General Information On Blow Molding

By Genevive B. Mata


There are numerous procedures that go into manufacturing various goods. Blow molding is among those and is meant to produce hollow parts using plastic materials. Generally, there are three kinds done in this process: injection stretch, injection, extrusion.

The procedure starts with plastic being melted. This is then formed into a parison or preform. The latter refers to that which applies to injection stretch and injection practices. The parison is a plastic, tube-shaped piece that has a hole at the end in which compressed air is designed to pass through. This clamps to the mold and air is then blown inside. Pressure from the air is enough to push the plastic out to fit the mold. After being cooled and hardening, the mold opens and is then ejected.

William Kopitke and Enoch Ferngren are credited as the first to have used this process. The concept behind the technique is nothing new and is based off glassblowing. The two men built a blow-molding device and in the later half of the 1930s, sold it to the Hartford Empire Company. This move would lead to the eventual popularity of the process commercially.

Limitations of variety and number in the products meant that this process did not become popularized until later. Once variety and production rates grew, the number of the goods increased as well. In the United States soft-drink industry, the plastic bottles that were made in 1977 was zero. The number increased to ten billion by 1999. In the modern day, even more products are being blown, a number that is expected to increase as time goes.

There are multiple typologies with this practice. Extrusion process, also known as EBM, involves the plastic being melted and later extruded in a tube that is hollowed out. The process might be intermittent or continuous. The kinds of products typically made with this approach: watering cans, automotive ducting, milk bottles, polyethylene hollow products, shampoo bottles and more.

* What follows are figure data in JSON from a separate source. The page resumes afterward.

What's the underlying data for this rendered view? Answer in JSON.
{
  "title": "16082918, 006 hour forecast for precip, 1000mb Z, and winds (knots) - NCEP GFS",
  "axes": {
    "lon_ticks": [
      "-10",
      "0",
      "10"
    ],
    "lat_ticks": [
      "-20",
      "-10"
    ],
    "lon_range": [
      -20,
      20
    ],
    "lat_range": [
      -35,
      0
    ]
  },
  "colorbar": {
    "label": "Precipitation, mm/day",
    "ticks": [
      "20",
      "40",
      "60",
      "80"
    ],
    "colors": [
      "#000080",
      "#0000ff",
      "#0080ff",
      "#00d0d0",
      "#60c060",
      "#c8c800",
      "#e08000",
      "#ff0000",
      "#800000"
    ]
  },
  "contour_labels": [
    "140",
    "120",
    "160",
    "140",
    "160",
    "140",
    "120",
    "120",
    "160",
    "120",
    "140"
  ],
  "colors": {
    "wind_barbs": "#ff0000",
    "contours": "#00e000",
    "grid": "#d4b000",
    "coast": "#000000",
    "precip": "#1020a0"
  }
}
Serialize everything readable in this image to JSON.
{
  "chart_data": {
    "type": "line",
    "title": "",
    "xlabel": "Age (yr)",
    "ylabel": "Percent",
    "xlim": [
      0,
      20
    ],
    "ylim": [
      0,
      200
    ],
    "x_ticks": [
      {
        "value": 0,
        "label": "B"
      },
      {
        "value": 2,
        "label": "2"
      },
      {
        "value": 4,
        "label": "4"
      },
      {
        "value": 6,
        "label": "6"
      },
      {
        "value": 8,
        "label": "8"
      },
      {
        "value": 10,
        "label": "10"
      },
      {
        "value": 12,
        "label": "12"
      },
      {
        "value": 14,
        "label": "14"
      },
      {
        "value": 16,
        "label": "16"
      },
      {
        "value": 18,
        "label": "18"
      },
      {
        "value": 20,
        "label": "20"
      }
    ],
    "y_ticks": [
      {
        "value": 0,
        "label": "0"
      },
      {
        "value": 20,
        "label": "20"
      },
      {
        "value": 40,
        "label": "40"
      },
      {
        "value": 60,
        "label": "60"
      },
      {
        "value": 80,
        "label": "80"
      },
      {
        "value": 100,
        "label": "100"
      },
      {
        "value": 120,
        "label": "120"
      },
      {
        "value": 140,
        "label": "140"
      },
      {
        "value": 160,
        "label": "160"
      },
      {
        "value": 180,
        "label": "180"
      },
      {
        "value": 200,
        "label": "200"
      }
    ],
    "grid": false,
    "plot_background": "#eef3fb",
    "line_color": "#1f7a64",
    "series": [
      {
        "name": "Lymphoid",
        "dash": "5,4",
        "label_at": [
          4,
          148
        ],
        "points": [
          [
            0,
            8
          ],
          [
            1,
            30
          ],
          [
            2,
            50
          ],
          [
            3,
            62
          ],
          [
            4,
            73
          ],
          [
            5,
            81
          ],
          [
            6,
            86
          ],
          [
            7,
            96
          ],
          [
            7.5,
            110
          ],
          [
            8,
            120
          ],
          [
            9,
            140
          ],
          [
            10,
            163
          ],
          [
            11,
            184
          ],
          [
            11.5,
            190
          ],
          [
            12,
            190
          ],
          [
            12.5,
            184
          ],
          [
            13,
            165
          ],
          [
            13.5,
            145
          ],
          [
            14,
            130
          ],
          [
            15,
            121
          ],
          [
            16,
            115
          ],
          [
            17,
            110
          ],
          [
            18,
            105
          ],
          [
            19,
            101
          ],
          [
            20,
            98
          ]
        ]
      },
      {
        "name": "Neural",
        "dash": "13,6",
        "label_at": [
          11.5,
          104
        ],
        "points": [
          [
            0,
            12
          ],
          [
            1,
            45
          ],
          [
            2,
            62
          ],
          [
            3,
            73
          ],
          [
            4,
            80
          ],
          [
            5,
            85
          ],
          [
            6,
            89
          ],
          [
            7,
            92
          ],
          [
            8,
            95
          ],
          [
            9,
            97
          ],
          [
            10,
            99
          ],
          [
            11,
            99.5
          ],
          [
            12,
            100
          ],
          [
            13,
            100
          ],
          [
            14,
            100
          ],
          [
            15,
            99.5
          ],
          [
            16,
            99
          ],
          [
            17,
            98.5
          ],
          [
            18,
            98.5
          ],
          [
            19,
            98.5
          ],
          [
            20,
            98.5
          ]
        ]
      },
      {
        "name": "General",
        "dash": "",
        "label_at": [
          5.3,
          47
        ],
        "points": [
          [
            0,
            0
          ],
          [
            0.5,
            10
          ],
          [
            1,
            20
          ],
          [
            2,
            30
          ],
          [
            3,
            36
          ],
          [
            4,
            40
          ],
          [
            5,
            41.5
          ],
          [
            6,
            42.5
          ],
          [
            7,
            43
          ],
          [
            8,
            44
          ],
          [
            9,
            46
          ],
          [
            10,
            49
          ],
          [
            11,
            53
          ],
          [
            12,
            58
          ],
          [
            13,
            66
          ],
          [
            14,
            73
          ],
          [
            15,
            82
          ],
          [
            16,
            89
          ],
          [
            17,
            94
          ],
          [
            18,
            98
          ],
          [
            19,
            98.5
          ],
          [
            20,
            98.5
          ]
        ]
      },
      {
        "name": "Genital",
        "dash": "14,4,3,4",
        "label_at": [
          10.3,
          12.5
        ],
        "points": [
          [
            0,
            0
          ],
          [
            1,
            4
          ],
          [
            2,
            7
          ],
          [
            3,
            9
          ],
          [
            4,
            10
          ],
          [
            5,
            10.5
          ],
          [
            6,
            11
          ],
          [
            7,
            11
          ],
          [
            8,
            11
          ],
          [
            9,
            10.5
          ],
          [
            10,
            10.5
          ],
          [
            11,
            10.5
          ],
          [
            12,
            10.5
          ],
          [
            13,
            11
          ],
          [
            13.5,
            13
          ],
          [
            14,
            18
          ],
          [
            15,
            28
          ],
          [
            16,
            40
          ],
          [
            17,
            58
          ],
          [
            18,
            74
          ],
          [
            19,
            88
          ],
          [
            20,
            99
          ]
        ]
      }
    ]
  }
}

Injection, or IBM, is employed for production of hollow glass, as well as plastic objects in big quantities. With this process, polymer is injection molded on a core pin, which is rotated to another station to be inflated and later cooled. This is the least used process of the three different kinds. There are two different methods commonly used for the injection stretch process: single and two stage.

There are disadvantages and advantages associated with the three different types of molding. Likewise, these are employed for the manufacturing of different parts. The practice, as a whole, has become more common and is employed in numerous industries of today.